= Dartmouth Subdivision =

Rail line in Nova Scotia

The Dartmouth Subdivision is a railway line owned and operated by the Canadian National Railway (CN) in the Canadian province of Nova Scotia. It runs for roughly 16.5 miles between Windsor Junction and Shearwater, mainly along the shore of the Bedford Basin and Halifax Harbour through downtown Dartmouth. At Windsor Junction, the line merges with the Bedford Subdivision, which runs south to Halifax and north to Truro.

== History ==
A railway line to Dartmouth, along with passenger service to Halifax, can be found in Intercolonial Railway (ICR) timetables as early as the winter of 1888–9. After many failed attempts, the government awarded contracts to build a line past Dartmouth beginning in 1911; the new line stretched over 80 miles past Windsor Junction, 60 miles past the previous end of track in Dartmouth. Past Dartmouth, the new route ran along the Atlantic coast, before bending inland to Musquodoboit Harbour. From there, it followed the Musquodoboit River to the end of track in Upper Musquodoboit. Construction of the extended line was complete by 1916.

Passenger service on the extended line commenced shortly after it opened; by 1919, CN (the ICR's eventual successor) offered both passenger and mixed service that combined to serve the entire line from Windsor Junction to Upper Musquodoboit daily, except on Sundays.

It is unclear exactly when passenger service on the line ended, though by 1968 just two weekday freight trains remained on the schedule, operating only as far as Dartmouth.
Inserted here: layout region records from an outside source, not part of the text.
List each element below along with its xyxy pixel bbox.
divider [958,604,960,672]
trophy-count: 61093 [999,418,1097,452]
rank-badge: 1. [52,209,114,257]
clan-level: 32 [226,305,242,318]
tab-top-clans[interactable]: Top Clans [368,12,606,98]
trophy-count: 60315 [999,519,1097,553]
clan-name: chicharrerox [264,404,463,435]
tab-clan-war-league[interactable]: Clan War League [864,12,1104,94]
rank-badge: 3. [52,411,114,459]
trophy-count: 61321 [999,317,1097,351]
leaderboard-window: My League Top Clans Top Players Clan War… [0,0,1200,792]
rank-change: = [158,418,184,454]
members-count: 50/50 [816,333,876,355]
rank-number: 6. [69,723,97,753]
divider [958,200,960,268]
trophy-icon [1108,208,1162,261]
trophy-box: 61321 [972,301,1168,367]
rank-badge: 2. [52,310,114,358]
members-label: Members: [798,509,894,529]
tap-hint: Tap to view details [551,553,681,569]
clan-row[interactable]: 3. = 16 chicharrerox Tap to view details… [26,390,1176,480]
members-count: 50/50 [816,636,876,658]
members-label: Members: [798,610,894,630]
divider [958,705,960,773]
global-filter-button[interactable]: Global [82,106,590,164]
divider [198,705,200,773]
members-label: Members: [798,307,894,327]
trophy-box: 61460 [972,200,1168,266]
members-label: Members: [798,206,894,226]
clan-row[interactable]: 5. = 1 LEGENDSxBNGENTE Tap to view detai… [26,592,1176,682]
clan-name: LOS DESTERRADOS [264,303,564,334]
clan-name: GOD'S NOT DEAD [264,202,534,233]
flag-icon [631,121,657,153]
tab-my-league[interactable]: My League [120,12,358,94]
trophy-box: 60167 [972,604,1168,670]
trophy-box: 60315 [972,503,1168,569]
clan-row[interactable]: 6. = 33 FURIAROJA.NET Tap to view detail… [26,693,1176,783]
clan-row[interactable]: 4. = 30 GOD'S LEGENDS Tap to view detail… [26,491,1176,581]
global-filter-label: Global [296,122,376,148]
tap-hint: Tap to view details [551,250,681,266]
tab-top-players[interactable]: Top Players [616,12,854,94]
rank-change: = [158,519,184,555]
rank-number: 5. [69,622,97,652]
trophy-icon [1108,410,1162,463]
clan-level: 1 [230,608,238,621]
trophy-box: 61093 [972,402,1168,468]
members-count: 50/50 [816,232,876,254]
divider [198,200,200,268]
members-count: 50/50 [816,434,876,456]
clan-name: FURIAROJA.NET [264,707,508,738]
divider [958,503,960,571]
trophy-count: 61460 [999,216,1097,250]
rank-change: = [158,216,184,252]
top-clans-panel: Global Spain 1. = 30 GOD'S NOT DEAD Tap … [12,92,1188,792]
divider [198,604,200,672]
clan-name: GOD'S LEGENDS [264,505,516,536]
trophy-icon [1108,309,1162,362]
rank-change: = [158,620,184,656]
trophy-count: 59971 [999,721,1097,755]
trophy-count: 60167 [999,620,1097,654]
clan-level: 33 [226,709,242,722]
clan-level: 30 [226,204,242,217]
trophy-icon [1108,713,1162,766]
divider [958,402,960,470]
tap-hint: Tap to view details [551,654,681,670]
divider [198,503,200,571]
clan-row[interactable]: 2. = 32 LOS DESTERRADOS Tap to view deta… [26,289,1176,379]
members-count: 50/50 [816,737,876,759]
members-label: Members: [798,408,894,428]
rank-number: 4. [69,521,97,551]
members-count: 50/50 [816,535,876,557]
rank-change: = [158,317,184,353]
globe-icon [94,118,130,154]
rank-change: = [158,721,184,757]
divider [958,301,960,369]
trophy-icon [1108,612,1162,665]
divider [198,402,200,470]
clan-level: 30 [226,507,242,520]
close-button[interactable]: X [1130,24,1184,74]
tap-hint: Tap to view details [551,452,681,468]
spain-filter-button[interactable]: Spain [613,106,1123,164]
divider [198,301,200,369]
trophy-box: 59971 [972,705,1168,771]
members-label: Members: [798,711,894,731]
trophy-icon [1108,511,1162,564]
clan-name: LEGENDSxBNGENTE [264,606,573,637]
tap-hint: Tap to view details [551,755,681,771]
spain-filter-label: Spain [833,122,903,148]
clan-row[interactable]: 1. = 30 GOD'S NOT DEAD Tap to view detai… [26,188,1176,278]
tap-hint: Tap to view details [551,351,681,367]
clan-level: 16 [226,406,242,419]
In the 1980s, the line was officially shortened for the first time, only running to the now-defunct Ultramar (former Texaco) refinery at milepost 18.5, with a spur (milepost 16.5) to the Autoport vehicle processing facility.
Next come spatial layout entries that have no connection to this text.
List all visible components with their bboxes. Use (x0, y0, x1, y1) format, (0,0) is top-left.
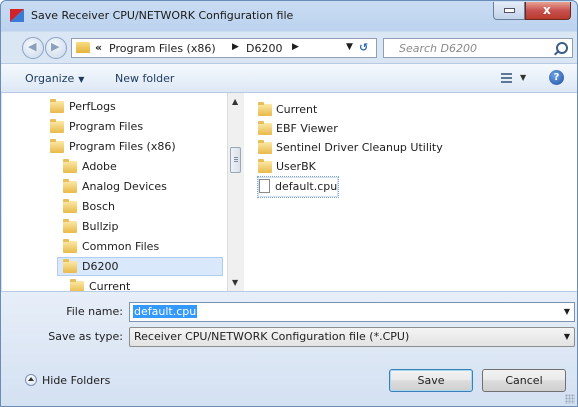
back-arrow-icon: ◀ (28, 40, 37, 53)
save-as-type-label: Save as type: (48, 330, 123, 343)
close-button[interactable]: x (525, 2, 571, 20)
search-icon[interactable] (556, 42, 568, 54)
chevron-up-icon (25, 374, 37, 386)
tree-item-label: Program Files (69, 120, 144, 133)
window-title: Save Receiver CPU/NETWORK Configuration … (31, 9, 294, 22)
folder-icon (76, 42, 90, 53)
title-bar: Save Receiver CPU/NETWORK Configuration … (1, 1, 577, 31)
app-icon (10, 9, 24, 22)
breadcrumb-d6200[interactable]: D6200 (246, 42, 282, 55)
tree-item-label: Bosch (82, 200, 116, 213)
search-placeholder: Search D6200 (399, 42, 477, 55)
list-item-label: Current (276, 103, 318, 116)
folder-icon (63, 219, 77, 233)
organize-menu[interactable]: Organize ▼ (25, 72, 84, 85)
tree-item-program-files-x86[interactable]: Program Files (x86) (50, 138, 220, 157)
save-options-panel: File name: default.cpu ▼ Save as type: R… (1, 291, 577, 406)
tree-item-label: Current (89, 280, 131, 291)
tree-item-label: Program Files (x86) (69, 140, 176, 153)
help-icon[interactable]: ? (549, 70, 564, 85)
save-button[interactable]: Save (389, 369, 473, 392)
tree-item-label: D6200 (82, 260, 119, 273)
tree-item-program-files[interactable]: Program Files (50, 118, 220, 137)
breadcrumb-program-files-x86[interactable]: Program Files (x86) (109, 42, 216, 55)
navigation-pane: PerfLogs Program Files Program Files (x8… (2, 93, 229, 291)
breadcrumb-separator-icon[interactable]: ▶ (232, 42, 239, 52)
navigation-pane-scrollbar[interactable]: ▲ ▼ (227, 93, 244, 291)
tree-item-label: Analog Devices (82, 180, 167, 193)
folder-icon (70, 279, 84, 291)
breadcrumb-separator-icon[interactable]: ▶ (292, 42, 299, 52)
folder-icon (63, 259, 77, 273)
tree-item-perflogs[interactable]: PerfLogs (50, 98, 220, 117)
folder-icon (258, 102, 272, 116)
tree-item-bullzip[interactable]: Bullzip (63, 218, 220, 237)
view-options-dropdown-icon[interactable]: ▼ (520, 73, 526, 82)
grip-icon (234, 157, 238, 163)
back-button[interactable]: ◀ (22, 37, 44, 59)
scrollbar-thumb[interactable] (230, 147, 241, 173)
folder-icon (50, 119, 64, 133)
folder-icon (258, 159, 272, 173)
tree-item-label: Adobe (82, 160, 117, 173)
hide-folders-label: Hide Folders (42, 374, 111, 387)
tree-item-label: Common Files (82, 240, 160, 253)
tree-item-current[interactable]: Current (70, 278, 220, 291)
refresh-icon[interactable]: ↺ (359, 41, 368, 54)
forward-arrow-icon: ▶ (51, 40, 60, 53)
folder-icon (50, 99, 64, 113)
list-item[interactable]: default.cpu (257, 176, 339, 198)
file-name-input[interactable]: default.cpu ▼ (129, 302, 575, 322)
chevron-down-icon: ▼ (563, 332, 570, 341)
save-dialog: Save Receiver CPU/NETWORK Configuration … (0, 0, 578, 407)
address-bar[interactable]: « Program Files (x86) ▶ D6200 ▶ ▼ ↺ (71, 38, 377, 58)
scroll-up-icon[interactable]: ▲ (232, 97, 238, 106)
folder-icon (258, 121, 272, 135)
minimize-button[interactable] (493, 2, 525, 20)
tree-item-bosch[interactable]: Bosch (63, 198, 220, 217)
save-as-type-value: Receiver CPU/NETWORK Configuration file … (134, 330, 410, 343)
folder-icon (63, 199, 77, 213)
tree-item-label: PerfLogs (69, 100, 116, 113)
organize-label: Organize (25, 72, 75, 85)
tree-item-label: Bullzip (82, 220, 119, 233)
tree-item-adobe[interactable]: Adobe (63, 158, 220, 177)
cancel-button[interactable]: Cancel (482, 369, 566, 392)
folder-icon (258, 140, 272, 154)
close-icon: x (543, 3, 551, 17)
command-toolbar: Organize ▼ New folder ▼ ? (1, 63, 577, 93)
forward-button[interactable]: ▶ (45, 37, 67, 59)
folder-icon (63, 179, 77, 193)
chevron-down-icon[interactable]: ▼ (564, 307, 570, 316)
resize-grip[interactable] (565, 394, 575, 404)
search-input[interactable]: Search D6200 (383, 38, 573, 58)
scroll-down-icon[interactable]: ▼ (232, 278, 238, 287)
tree-item-common-files[interactable]: Common Files (63, 238, 220, 257)
navigation-bar: ◀ ▶ « Program Files (x86) ▶ D6200 ▶ ▼ ↺ … (1, 31, 577, 61)
tree-item-d6200[interactable]: D6200 (57, 257, 223, 276)
folder-icon (63, 159, 77, 173)
list-item-label: EBF Viewer (276, 122, 338, 135)
breadcrumb-overflow[interactable]: « (95, 41, 102, 54)
view-options-icon[interactable] (501, 73, 512, 84)
tree-item-analog-devices[interactable]: Analog Devices (63, 178, 220, 197)
new-folder-button[interactable]: New folder (115, 72, 174, 85)
list-item-label: Sentinel Driver Cleanup Utility (276, 141, 443, 154)
folder-icon (50, 139, 64, 153)
address-dropdown-icon[interactable]: ▼ (346, 42, 353, 52)
file-name-value: default.cpu (133, 305, 198, 318)
chevron-down-icon: ▼ (78, 75, 85, 84)
list-item-label: UserBK (276, 160, 316, 173)
folder-icon (63, 239, 77, 253)
file-list: Current EBF Viewer Sentinel Driver Clean… (244, 93, 577, 291)
document-icon (259, 179, 270, 193)
save-as-type-select[interactable]: Receiver CPU/NETWORK Configuration file … (129, 327, 575, 347)
file-name-label: File name: (66, 305, 123, 318)
minimize-icon (504, 8, 515, 13)
list-item-label: default.cpu (275, 180, 338, 193)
In the 1990s, the subdivision was shortened again to the Imperoyal refinery in Shearwater, where it ends now. Shortly after, all track beyond Shearwater (besides the Autoport spur) was removed. Most of the former right-of-way was converted into rail trails beginning in 1998; the section from Shearwater to Meaghers Grant is now part of the Trans Canada Trail network.
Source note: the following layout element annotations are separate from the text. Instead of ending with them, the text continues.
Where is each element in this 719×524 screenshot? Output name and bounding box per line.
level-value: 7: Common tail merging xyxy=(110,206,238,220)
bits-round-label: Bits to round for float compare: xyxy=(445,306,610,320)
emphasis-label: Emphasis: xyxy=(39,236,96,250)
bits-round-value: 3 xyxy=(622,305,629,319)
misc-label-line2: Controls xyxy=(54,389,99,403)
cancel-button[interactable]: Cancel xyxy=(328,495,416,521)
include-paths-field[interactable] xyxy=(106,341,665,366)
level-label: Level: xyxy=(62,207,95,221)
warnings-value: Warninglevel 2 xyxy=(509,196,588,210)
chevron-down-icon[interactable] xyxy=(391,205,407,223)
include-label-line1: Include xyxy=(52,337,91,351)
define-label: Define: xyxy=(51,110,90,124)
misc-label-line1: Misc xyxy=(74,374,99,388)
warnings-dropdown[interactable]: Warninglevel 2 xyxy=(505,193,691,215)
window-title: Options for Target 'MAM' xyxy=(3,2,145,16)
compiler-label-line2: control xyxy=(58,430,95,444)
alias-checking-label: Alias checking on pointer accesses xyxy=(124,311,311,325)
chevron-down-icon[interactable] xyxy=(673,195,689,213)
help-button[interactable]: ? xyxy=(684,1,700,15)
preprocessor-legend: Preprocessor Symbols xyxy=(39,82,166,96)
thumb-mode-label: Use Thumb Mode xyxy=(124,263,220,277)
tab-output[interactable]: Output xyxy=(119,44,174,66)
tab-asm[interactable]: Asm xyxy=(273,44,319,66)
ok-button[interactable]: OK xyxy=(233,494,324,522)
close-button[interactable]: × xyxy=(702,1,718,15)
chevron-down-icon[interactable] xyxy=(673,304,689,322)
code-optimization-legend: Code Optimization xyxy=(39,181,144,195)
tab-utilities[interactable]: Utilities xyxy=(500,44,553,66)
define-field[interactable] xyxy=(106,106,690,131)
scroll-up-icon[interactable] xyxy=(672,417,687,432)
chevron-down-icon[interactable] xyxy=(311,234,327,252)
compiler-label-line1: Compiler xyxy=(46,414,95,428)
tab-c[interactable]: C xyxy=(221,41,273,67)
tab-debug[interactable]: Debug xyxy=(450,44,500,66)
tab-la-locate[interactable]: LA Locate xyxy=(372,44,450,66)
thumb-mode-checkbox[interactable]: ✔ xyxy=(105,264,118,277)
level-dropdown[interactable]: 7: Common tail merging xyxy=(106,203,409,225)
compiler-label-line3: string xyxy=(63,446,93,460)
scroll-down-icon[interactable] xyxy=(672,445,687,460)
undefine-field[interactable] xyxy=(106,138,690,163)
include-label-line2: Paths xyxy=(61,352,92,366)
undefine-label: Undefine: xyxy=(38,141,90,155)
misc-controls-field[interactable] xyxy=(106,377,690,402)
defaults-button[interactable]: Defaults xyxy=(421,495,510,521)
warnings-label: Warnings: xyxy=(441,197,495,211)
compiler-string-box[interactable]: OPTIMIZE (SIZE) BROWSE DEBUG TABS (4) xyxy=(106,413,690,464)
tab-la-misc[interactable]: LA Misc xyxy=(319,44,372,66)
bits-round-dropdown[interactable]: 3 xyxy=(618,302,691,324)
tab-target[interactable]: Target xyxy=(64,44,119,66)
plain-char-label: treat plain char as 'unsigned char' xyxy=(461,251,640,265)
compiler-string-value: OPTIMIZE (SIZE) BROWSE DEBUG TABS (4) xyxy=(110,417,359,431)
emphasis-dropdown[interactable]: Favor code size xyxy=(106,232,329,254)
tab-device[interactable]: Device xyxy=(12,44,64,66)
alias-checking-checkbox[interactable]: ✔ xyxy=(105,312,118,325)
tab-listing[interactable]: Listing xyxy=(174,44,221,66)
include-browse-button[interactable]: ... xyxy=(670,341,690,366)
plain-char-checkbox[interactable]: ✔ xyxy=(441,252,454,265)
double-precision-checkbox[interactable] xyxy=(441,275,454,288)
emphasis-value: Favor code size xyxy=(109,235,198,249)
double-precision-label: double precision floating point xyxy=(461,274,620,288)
At 9:56 am on February 15, 2002, a CN train derailed while switching in the yard in Dartmouth. Three tank cars (two carrying propane and one carrying butane) and two automobile-carrying flatcars derailed; a tank car and a flatcar fell on their side along the edge of the harbour. None of the cars leaked and no injuries were reported. As a precautionary measure, 800 Dartmouth residents were evacuated from their homes, and the Macdonald Bridge was closed for 12 hours. The incident was determined to have been caused by equipment defects on one of the tank cars and deteriorated ties: due to its defects the car forced the rails apart enough that one of the wheels fell in between the rails, causing the derailment.

== Infrastructure ==
The entire line is operated under Occupancy Control System (OCS) control. From Tufts Cove to the end of track in Shearwater, trains must follow CROR Rule 105, operating mostly at restricted speed. Speed is therefore limited to a maximum of 30 mph, and lower in downtown Dartmouth and over most grade crossings.

There are no sidings along the line; however, there is one small yard, located along Shore Road in downtown Dartmouth. Three short industrial spurs serve the Burnside Industrial Park around milepost 8.5, and another serves the National Gypsum ship-loading facility at Wrights Cove (milepost 10.1). Other customers include the Imperoyal refinery and the Autoport, both located in Shearwater.

=== Traffic ===
There are currently no passenger trains operating anywhere on the line. CN operates a few scheduled or as-needed freight trains:

- 407/408 - Daily manifests operating Dartmouth-Moncton and Moncton-Dartmouth, respectively.
- 701/703 - As-needed unit train carrying gypsum between National Gypsum's mine in Milford to its ship-loading facility at Wrights Cove.
- Two as-needed locals - one serving the Burnside Industrial Park, and the other serving the Autoport.